For a start, as (Simpson, 2017) argues league table of effect sizes may reflect openness to the manipulation of outcomes through research design. In other words, Hattie’s hierarchy may not reflect the educational significance of interventions but rather the sensitivity of the intervention to measurement. As such, if teachers or school leaders use Hattie’s league table of intervention effectiveness to choose what interventions to priorities, they are probably looking at the wrong hierarchy.
Second, if teachers and school leaders wish to use effect sizes generated by research to help prioritise interventions, then it is necessary to look at the original research. And when aggregating studies, make sure you are looking at studies which use the same type of comparator groups, range of pupils, and measurement design.

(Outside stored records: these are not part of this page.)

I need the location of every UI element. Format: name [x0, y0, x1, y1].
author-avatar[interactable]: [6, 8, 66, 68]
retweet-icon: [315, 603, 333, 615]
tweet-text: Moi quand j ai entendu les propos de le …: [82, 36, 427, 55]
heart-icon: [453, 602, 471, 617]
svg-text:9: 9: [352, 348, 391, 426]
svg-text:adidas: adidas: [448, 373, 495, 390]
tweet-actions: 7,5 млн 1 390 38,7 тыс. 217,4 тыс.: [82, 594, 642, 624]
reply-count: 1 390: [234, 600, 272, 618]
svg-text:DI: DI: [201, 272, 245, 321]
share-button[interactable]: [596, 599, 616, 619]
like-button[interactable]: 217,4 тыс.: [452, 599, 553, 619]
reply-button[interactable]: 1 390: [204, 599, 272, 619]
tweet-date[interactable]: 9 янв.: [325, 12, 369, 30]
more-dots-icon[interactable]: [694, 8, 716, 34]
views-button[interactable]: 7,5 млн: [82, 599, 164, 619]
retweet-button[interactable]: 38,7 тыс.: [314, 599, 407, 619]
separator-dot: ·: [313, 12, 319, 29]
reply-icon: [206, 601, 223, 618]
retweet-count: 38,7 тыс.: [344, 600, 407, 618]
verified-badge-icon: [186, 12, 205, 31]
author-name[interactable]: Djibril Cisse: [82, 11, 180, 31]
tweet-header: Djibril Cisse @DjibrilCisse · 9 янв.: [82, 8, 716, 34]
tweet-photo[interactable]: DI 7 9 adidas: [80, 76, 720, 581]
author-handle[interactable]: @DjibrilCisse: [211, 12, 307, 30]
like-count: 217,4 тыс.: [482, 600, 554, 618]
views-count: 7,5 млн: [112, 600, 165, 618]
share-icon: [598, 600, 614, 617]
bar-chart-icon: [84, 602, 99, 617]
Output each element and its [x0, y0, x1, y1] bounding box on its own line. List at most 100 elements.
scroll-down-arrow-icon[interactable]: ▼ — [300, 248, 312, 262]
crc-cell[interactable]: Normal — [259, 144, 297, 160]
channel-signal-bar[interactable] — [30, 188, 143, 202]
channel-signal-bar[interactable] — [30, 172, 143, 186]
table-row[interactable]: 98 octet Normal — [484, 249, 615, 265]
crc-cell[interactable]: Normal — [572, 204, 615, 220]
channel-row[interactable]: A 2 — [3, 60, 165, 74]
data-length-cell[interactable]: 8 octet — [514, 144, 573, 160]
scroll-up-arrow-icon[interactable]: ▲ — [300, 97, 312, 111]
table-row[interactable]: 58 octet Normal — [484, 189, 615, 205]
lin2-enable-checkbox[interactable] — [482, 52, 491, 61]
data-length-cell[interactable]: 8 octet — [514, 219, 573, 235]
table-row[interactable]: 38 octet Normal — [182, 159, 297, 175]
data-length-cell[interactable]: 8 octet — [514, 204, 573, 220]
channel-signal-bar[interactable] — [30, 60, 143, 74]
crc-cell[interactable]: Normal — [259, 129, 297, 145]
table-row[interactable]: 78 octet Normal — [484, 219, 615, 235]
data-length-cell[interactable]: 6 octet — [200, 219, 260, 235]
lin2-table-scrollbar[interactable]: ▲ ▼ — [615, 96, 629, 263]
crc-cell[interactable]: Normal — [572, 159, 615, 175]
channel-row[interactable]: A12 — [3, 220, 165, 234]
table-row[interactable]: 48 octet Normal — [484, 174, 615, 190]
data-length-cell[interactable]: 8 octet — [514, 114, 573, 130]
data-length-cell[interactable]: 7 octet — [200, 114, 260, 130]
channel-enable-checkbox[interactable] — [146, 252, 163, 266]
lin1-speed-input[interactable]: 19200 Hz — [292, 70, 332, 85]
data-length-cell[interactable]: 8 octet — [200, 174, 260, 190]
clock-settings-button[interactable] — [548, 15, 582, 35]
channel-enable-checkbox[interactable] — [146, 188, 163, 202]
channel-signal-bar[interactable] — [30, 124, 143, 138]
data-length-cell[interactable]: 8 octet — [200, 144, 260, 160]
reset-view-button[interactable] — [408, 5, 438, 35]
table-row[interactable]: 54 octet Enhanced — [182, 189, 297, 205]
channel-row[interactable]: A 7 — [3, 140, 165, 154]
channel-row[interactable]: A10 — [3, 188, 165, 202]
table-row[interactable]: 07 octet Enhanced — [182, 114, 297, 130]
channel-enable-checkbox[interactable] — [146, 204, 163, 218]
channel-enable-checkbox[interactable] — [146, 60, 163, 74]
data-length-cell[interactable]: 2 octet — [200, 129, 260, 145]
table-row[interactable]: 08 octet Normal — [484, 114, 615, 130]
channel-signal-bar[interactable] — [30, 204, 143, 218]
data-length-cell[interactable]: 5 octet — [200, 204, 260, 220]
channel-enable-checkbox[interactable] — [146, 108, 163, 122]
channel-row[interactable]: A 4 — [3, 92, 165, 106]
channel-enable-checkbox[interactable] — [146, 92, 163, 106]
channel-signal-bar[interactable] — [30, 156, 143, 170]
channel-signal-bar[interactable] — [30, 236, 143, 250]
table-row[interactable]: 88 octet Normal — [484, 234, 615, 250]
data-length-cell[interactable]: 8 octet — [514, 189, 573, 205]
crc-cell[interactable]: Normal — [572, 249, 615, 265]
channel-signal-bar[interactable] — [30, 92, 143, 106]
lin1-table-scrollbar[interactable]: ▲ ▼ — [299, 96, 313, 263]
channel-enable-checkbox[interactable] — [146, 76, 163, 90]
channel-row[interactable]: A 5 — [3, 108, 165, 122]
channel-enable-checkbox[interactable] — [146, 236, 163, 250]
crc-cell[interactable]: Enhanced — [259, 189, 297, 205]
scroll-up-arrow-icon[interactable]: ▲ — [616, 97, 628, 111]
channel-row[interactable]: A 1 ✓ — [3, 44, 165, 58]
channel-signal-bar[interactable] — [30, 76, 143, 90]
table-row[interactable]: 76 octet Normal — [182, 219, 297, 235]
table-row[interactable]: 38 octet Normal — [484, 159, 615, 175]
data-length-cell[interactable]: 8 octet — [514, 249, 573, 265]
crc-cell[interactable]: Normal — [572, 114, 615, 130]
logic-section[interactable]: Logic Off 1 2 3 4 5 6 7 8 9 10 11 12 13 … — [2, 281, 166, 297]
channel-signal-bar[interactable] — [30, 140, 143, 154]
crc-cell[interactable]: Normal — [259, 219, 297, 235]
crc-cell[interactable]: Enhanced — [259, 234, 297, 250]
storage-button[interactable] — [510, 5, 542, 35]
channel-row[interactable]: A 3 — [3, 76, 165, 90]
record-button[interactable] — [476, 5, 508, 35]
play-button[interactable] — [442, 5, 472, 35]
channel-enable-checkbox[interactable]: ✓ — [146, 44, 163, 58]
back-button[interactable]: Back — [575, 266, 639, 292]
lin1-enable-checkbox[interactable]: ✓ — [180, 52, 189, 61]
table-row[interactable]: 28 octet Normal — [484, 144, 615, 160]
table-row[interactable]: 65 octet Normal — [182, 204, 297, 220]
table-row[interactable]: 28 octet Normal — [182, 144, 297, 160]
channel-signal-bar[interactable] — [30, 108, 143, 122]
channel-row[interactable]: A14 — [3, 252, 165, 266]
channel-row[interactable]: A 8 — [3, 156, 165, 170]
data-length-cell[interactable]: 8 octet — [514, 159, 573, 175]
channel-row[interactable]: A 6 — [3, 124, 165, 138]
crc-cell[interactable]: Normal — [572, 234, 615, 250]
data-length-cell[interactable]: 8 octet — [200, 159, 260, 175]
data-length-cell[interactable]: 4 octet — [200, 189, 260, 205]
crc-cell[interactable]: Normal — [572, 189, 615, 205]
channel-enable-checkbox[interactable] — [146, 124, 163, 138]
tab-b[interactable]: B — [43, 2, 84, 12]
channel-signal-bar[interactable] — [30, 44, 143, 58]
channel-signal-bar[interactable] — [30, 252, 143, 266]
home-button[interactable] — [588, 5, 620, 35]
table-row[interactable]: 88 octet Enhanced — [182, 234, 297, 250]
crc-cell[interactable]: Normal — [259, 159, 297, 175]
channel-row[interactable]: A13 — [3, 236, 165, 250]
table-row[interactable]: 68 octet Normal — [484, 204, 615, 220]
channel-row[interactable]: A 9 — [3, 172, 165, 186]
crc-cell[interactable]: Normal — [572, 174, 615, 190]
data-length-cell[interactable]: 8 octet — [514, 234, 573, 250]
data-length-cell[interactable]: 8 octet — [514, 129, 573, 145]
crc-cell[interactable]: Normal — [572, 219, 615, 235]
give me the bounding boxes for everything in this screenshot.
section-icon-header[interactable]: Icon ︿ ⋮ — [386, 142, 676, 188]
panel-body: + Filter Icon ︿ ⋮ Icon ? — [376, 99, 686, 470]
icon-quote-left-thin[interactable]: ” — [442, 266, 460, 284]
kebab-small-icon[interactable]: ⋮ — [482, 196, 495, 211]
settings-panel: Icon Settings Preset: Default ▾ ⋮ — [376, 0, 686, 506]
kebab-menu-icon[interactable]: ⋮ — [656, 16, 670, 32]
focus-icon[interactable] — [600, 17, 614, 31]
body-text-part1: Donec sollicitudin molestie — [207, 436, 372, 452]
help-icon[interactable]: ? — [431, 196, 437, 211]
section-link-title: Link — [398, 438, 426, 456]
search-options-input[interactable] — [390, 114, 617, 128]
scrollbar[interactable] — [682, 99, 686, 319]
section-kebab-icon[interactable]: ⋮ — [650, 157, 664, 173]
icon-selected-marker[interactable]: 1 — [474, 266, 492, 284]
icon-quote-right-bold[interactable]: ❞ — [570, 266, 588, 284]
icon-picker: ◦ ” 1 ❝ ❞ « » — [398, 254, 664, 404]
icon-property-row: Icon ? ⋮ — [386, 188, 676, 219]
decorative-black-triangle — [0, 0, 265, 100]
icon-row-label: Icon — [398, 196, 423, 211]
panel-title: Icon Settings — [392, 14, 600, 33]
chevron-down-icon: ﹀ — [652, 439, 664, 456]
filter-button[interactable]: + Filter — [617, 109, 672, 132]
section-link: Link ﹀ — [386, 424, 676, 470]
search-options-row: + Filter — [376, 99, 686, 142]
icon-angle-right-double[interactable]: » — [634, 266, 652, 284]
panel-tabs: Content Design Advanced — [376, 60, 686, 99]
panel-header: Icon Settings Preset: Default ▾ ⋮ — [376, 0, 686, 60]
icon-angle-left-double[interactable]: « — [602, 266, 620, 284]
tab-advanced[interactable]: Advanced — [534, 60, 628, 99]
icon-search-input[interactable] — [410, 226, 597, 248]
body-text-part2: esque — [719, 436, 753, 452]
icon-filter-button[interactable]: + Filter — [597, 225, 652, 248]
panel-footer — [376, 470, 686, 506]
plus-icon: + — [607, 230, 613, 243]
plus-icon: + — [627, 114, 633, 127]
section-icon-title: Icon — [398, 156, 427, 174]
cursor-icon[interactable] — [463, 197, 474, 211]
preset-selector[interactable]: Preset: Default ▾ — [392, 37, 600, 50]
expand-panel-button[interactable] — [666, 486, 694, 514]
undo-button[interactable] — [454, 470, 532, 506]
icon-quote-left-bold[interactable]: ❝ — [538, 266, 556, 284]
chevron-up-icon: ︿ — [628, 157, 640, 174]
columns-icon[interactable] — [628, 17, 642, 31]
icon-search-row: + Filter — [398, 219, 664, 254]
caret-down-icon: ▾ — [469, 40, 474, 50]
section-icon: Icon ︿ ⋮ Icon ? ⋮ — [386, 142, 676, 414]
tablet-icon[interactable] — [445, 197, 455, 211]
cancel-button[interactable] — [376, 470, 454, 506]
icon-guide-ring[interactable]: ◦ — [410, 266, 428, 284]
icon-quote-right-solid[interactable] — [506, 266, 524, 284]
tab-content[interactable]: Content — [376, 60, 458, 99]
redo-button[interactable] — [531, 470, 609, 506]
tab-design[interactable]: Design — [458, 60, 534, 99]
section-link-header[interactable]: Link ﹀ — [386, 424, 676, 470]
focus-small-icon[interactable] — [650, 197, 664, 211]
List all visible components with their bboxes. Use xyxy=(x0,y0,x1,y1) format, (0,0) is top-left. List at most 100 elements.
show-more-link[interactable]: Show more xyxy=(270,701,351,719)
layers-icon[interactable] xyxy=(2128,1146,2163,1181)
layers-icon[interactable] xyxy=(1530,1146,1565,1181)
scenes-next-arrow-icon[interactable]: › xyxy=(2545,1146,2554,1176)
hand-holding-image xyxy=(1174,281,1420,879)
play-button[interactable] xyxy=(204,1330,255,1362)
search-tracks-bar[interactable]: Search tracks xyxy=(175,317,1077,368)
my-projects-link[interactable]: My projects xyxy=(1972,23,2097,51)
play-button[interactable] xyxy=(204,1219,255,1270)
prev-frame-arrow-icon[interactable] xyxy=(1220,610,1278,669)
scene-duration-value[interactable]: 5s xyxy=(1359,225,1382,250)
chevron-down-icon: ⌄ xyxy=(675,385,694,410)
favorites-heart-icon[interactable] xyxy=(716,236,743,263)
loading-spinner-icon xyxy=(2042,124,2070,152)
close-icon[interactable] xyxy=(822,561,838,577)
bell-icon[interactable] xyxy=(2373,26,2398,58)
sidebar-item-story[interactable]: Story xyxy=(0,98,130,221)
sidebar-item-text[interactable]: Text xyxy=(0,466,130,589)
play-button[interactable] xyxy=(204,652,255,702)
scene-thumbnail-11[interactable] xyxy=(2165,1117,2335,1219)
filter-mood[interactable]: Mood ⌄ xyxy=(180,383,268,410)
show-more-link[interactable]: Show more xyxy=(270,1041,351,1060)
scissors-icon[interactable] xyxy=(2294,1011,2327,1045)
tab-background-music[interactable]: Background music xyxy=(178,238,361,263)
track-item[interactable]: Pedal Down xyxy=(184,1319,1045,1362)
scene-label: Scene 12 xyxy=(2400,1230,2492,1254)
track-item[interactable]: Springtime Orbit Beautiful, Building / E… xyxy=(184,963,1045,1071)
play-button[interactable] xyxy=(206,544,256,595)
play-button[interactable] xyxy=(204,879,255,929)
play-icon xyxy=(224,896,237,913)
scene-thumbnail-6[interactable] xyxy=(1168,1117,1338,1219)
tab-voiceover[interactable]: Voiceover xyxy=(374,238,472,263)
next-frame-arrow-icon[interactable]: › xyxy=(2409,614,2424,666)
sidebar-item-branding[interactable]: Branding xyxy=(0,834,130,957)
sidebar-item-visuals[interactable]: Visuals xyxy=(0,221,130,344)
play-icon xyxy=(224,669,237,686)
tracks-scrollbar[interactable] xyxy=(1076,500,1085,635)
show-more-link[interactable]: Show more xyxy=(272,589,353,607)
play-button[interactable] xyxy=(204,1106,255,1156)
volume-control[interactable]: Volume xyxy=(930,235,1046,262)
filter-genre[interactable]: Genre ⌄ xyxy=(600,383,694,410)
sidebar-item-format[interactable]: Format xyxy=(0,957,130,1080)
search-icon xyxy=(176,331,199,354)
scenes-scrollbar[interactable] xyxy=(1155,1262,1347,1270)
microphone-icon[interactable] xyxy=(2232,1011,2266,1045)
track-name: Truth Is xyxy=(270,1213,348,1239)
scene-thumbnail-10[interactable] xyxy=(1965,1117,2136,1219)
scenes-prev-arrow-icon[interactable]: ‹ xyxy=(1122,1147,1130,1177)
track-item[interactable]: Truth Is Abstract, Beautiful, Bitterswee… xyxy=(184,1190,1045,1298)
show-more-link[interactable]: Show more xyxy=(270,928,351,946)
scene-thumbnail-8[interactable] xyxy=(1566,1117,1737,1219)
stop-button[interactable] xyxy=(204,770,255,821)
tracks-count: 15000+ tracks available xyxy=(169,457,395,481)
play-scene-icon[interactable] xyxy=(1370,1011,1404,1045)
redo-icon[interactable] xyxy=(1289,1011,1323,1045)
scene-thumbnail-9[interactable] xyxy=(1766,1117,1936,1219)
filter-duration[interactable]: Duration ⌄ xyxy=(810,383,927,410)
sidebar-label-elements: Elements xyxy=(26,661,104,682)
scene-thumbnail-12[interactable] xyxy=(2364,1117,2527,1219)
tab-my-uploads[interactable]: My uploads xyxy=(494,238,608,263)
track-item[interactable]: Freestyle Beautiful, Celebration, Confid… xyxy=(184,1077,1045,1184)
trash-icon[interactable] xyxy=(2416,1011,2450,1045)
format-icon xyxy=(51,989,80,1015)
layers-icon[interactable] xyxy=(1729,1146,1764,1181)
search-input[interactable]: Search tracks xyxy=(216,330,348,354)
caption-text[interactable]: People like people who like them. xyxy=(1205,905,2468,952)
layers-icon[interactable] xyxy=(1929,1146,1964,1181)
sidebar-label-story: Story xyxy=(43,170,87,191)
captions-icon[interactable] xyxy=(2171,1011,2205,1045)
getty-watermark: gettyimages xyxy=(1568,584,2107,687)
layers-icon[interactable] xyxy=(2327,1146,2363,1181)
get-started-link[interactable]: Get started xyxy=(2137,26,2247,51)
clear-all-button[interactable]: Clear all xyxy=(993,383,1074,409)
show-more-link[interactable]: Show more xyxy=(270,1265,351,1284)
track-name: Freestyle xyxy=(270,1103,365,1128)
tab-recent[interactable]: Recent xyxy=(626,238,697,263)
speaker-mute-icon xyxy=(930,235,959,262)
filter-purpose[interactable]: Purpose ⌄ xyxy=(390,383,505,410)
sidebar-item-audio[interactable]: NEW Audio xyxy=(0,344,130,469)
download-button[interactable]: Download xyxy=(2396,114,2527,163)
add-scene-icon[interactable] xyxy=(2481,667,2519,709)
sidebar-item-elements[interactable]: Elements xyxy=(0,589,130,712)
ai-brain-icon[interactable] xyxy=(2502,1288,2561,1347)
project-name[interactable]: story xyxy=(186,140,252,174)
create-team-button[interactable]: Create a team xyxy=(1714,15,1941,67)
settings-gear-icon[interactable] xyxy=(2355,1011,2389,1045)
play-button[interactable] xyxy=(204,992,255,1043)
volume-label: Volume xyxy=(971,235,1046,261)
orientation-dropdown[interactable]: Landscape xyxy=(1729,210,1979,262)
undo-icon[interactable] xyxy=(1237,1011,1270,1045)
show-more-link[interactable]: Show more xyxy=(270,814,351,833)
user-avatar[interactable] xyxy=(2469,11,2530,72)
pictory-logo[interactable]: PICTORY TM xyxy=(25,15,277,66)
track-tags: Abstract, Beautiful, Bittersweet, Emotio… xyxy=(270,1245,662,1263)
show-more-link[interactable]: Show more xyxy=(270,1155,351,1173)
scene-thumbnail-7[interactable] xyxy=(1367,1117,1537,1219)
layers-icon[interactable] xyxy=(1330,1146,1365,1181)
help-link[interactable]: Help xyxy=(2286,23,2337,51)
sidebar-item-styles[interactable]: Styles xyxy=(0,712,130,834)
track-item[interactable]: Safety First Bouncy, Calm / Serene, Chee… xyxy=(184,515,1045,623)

Third, it requires teachers and school leaders to commit on-going professional development and engagement with research with research output. With that in mind the recent announcement by the Chartered College of Teachers that members will be able access research which is currently behind paywalls, could not be more timely.
*In this section I’m pushing the both boundaries of my understanding of the impact measure design on effect and my ability to communicate the core message. I hope I have made my explanations as simple as possible, but not simpler.
HATTIE, J. 2008. Visible learning: A synthesis of over 800 meta-analyses relating to achievement, Routledge.
POLANIN, J. R., TANNER-SMITH, E. E. & HENNESSY, E. A. 2016. Estimating the difference between published and unpublished effect sizes a meta-review. Review of Educational Research, 86, 207-236.
SIMPSON, A. 2017. The misdirection of public policy : Comparing and combining standardised effect sizes. Journal of Education Policy.WILIAM, D. 2016. Leadership for teacher learning, West Palm Beach, Learning Sciences International.